A MANDARIN PAYING A VISIT OF CEREMONY

Cover Image: A Mandarin paying a Vist of Ceremony / China / Drawn by T. Allom Engraved by A.Fox – ALAMY Image ID:2X4BD30

*The sedan chairs used by officials can be categorized into those carried by four bearers and those carried by eight bearers. According to the regulations of the Qing Dynasty, officials in Beijing with a rank of three or higher would use a four-bearer sedan chair within the city, and an eight-bearer sedan chair when traveling outside the city.

“Ceremony
Was but devised at first to set a gloss
On faint deeds, hollow welcomes,
Recanting goodness, sorry ere ’tis shown,
But where there is true friendship, there needs none.”

SHAKSPEARE.

IN most Eastern countries, palanquins, sedans, and litters, are the principal vehicles in which the wealthy and eminent are conveyed, either on private business, or public occasions. Horses are seldom used for draught, and wheel-carriages rarely adopted where convenient roads have not been constructed, nor a love of travelling yet excited amongst the people.

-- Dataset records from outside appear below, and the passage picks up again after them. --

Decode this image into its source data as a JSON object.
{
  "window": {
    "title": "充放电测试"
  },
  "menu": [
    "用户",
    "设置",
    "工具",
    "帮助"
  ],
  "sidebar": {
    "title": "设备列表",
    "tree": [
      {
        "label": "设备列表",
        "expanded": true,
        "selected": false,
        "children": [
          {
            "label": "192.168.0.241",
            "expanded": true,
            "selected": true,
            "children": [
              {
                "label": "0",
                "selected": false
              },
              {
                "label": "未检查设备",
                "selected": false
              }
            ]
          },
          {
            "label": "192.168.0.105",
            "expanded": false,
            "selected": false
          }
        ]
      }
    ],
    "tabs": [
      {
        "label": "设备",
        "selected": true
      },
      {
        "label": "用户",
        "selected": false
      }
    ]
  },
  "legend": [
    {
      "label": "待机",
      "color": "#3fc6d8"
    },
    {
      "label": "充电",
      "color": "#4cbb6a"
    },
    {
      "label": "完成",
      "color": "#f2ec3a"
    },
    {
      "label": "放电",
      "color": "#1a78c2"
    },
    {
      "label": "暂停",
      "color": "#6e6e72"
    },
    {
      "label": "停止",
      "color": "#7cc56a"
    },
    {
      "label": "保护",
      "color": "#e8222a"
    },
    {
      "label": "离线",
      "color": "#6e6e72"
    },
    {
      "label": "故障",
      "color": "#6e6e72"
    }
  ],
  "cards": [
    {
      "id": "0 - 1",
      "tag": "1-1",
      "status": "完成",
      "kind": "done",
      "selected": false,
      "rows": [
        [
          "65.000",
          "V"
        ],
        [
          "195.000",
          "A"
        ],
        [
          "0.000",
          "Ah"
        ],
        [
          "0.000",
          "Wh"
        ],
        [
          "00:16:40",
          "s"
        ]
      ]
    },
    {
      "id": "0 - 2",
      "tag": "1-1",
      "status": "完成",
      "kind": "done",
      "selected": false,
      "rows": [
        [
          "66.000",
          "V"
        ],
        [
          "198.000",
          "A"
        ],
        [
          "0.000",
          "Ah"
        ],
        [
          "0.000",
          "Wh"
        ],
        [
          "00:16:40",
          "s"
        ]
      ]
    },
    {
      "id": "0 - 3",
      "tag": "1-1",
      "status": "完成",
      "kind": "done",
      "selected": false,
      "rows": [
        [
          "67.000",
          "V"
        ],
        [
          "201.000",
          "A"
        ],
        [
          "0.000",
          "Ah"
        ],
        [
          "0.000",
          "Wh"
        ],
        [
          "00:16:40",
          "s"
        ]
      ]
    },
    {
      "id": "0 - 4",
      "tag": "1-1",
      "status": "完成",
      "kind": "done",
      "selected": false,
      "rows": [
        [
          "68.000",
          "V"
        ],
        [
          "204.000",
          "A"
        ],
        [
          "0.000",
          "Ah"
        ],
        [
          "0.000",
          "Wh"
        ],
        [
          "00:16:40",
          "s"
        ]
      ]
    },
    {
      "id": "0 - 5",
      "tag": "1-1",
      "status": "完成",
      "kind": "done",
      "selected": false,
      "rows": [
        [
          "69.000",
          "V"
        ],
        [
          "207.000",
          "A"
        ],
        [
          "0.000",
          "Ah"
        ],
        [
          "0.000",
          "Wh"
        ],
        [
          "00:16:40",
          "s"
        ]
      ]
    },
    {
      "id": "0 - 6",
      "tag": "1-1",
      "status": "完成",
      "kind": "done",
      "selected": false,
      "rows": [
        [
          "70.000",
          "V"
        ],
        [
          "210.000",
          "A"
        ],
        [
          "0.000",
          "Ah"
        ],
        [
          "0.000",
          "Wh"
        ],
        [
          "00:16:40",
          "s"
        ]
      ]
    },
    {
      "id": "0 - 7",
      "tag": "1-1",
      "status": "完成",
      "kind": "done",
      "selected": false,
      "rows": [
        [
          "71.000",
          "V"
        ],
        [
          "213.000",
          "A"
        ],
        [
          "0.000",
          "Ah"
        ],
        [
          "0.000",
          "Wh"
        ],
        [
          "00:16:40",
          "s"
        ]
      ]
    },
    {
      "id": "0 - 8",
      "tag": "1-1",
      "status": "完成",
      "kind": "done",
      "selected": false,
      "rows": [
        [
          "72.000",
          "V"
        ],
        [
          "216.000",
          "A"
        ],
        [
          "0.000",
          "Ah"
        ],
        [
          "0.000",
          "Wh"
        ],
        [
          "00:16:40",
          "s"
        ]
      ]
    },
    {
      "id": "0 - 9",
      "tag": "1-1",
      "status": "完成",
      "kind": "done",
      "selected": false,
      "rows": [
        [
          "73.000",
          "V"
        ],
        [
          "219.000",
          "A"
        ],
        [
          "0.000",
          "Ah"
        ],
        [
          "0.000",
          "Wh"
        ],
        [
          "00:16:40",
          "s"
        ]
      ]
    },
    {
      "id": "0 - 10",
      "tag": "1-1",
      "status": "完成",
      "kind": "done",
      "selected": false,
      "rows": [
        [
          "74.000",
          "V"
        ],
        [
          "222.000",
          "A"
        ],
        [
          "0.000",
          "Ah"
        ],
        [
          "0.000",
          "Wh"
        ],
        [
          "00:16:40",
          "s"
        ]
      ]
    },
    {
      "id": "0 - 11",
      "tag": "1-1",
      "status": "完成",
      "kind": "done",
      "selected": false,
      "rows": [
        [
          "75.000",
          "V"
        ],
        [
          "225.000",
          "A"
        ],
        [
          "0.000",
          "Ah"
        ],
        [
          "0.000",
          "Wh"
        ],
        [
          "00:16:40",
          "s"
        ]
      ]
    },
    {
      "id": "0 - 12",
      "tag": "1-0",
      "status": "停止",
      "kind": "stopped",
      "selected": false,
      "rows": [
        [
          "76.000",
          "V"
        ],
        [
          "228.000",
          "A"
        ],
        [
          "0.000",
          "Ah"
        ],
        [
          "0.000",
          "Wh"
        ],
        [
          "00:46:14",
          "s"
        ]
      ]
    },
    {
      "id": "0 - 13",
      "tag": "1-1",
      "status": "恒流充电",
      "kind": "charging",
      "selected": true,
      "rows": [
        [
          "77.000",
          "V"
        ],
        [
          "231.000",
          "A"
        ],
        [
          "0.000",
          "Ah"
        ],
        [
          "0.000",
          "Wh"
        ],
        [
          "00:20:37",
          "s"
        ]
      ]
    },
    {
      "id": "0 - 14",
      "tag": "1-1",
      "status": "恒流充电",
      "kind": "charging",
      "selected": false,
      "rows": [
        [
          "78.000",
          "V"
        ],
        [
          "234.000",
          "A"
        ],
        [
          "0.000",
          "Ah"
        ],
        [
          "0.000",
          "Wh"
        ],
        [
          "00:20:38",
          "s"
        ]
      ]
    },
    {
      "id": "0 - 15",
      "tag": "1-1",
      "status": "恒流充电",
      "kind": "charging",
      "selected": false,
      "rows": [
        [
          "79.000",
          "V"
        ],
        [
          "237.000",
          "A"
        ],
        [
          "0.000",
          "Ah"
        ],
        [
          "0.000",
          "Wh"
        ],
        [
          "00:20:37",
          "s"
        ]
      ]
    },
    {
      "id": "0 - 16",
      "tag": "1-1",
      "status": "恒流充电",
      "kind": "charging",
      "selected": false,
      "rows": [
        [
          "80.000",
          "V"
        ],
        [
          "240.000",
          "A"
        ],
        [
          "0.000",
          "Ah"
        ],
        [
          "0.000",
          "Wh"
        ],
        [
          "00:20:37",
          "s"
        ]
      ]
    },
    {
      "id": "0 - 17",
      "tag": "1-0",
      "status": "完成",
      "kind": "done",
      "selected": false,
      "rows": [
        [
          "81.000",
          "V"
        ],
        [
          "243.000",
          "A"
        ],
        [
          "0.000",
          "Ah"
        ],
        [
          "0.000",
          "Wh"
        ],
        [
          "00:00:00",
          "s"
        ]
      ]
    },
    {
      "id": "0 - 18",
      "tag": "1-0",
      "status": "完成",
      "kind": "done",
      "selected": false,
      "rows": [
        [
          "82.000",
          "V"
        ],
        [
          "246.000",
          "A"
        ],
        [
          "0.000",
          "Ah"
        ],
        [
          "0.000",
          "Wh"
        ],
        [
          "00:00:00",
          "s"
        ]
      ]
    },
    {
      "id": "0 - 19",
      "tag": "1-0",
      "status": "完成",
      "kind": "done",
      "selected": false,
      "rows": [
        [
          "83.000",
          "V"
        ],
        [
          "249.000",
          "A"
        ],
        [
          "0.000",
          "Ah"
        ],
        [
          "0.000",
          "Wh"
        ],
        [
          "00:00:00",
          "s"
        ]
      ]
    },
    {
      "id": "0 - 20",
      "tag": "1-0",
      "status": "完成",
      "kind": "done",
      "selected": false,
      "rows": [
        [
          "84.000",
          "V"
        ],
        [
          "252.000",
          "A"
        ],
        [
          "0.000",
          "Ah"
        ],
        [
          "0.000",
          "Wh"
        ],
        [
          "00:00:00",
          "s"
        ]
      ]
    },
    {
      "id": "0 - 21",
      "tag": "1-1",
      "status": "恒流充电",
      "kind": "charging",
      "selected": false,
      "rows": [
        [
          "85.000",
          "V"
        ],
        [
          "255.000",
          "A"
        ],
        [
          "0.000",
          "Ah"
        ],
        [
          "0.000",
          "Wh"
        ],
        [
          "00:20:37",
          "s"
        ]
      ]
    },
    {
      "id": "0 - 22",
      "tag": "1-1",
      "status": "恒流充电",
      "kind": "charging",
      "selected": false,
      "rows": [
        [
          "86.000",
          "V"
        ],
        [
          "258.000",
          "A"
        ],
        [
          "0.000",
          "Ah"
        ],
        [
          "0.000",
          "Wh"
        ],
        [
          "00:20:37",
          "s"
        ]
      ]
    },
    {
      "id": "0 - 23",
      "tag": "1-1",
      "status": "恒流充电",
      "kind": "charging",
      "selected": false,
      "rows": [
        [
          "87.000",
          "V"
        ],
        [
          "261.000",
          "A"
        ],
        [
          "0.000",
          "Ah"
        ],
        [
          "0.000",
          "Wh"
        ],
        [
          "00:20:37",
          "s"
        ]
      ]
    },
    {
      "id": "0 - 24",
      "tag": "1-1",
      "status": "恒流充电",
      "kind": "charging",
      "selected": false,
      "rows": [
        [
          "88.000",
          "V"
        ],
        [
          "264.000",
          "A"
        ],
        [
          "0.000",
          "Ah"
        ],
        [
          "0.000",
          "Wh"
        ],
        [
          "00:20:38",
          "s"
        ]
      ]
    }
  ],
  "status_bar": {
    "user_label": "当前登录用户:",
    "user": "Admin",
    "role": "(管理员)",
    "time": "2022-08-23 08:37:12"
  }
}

As the distance between the man in authority, and the subject whose duty is to obey, is so jealously observed in this ancient and populous kingdom, no opportunity is left unimproved of extending the gulf of pride. While the lower classes are degraded to the rank of irrational animals, the mandarin is never seen in the condescending situation of a pedestrian, his shortest excursions being uniformly made in his silken sedan. When the most celebrated of our ambassadors, Lord Macartney, was journeying to Zhehol, in Tartary, he was overtaken, on the royal road, by the emperor of the Celestials, in a sedan chair, resembling the mandarin’s equipage in the accompanying illustration. “Various squadrons of horse, with bowmen and their quivers, preceded the emperor’s approach. Soon after, a palanquin or sedan chair appeared, covered with a bright yellow cloth, and adorned with windows of plate glass. It was carried by eight bearers, while eight others walked close to them, in readiness to relieve the former. The chair was attended by a troop of horse in yellow uniforms, also by pikemen, standard and shield bearers.”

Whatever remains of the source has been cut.